Sus ojos lucían como dos estrellas. Pero antes de emprender el combate, el
fuerte cazador, levantando el cuerpo de su hermano, lo sentó sobre una roca, y
sosteniendo con piedras su cabeza, que ya no era sino una mancha de sangre, le
gritó en los oídos, como si hubiera hablado a un sordo: "¡Mira, Juan,
mira esto!"
Y después se arrojó sobre el monstruo. Se sabía
fuerte como para volcar un monte y despedazar piedras en las manos. El animal
quería morderle, tratando de atraparle en el vientre, pero él lo había cogido
por el cuello, aun sin haber usado su cuchillo, y lo estrangulaba lentamente,
oyendo apagarse los resoplidos de su garganta y los latidos de su corazón. Y
reía, gozando a más no poder, apretando más y" más su formidable dogal,
gritando en un delirio de alegría: "¡Mira, Juan, mira!" Cesó toda
resistencia. El cuerpo del lobo se dobló lacio; estaba muerto.

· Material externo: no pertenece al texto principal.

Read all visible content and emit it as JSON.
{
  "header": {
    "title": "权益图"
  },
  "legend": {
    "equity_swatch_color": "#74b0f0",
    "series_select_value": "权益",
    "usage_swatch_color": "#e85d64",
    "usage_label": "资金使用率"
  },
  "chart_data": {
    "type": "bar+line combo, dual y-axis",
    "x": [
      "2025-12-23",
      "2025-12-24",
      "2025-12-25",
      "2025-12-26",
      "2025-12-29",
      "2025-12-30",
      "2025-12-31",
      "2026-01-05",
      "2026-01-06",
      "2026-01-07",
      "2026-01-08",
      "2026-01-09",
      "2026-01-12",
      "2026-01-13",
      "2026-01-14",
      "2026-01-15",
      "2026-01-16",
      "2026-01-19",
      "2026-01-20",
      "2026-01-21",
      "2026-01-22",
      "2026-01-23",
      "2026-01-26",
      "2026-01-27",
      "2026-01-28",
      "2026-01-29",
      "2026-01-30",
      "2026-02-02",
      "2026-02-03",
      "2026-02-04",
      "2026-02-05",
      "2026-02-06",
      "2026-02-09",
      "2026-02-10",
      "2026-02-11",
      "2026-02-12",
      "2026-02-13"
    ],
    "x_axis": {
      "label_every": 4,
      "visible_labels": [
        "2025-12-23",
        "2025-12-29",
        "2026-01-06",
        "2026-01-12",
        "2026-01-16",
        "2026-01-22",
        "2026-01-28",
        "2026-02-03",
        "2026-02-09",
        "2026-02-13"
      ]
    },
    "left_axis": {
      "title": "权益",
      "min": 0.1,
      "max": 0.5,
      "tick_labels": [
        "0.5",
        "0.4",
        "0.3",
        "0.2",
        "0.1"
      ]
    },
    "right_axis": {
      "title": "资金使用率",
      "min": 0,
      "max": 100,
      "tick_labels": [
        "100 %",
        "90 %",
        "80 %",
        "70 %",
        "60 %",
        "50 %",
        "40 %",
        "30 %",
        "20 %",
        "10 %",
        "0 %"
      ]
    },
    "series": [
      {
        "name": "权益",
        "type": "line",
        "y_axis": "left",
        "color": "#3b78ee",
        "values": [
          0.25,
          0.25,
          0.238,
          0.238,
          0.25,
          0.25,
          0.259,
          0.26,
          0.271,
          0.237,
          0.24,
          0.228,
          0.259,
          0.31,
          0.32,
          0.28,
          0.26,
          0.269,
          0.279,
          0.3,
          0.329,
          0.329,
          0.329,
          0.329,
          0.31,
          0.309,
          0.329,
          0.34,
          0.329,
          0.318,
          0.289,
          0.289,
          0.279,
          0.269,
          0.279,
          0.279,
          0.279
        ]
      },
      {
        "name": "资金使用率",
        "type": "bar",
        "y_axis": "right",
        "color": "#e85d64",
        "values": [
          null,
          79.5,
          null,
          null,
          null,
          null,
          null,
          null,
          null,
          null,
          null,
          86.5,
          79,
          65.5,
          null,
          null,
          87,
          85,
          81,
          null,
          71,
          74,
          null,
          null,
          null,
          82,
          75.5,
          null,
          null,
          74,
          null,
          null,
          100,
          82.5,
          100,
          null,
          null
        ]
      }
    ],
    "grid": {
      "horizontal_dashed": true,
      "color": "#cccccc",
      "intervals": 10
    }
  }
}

Entonces, Francisco tomándolo en sus brazos, fué
a arrojarlo a los pies del hermano mayor, repitiendo con voz enternecida:
"¡Ahí lo tienes, mira, Juan: ahí está!"
Luego colocó sobre su montura los dos cadáveres,
uno encima de otro, y se puso en camino.
Entró al castillo, riendo y llorando, como Gargantúa
ante el nacimiento de Pantagruel; dando gritos de triunfo y temblando de
alegría al contar la muerte del animal, gimiendo y arrancándose las barbas al
narrar la de su hermano.
Y con frecuencia, después cuando volvía a hablar
de aquel día, murmuraba con lágrimas en los ojos: "Si al menos el pobre
Juan me hubiera visto ahogar al otro, habría muerto contento, estoy
seguro".
La viuda de mi antepasado inspiró a su huérfano
el horror a la caza, que se ha transmitido de padres a hijos, hasta mí.
El marqués de Arville se calló. Alguien dijo:
-Eso es una leyenda, ¿no?
Y el narrador respondió:
-Le juro que es verdadera en toda su extensión.
Y entonces una mujer comentó con una vocecilla
suave:
-Da lo mismo. Lo hermoso es tener pasiones así.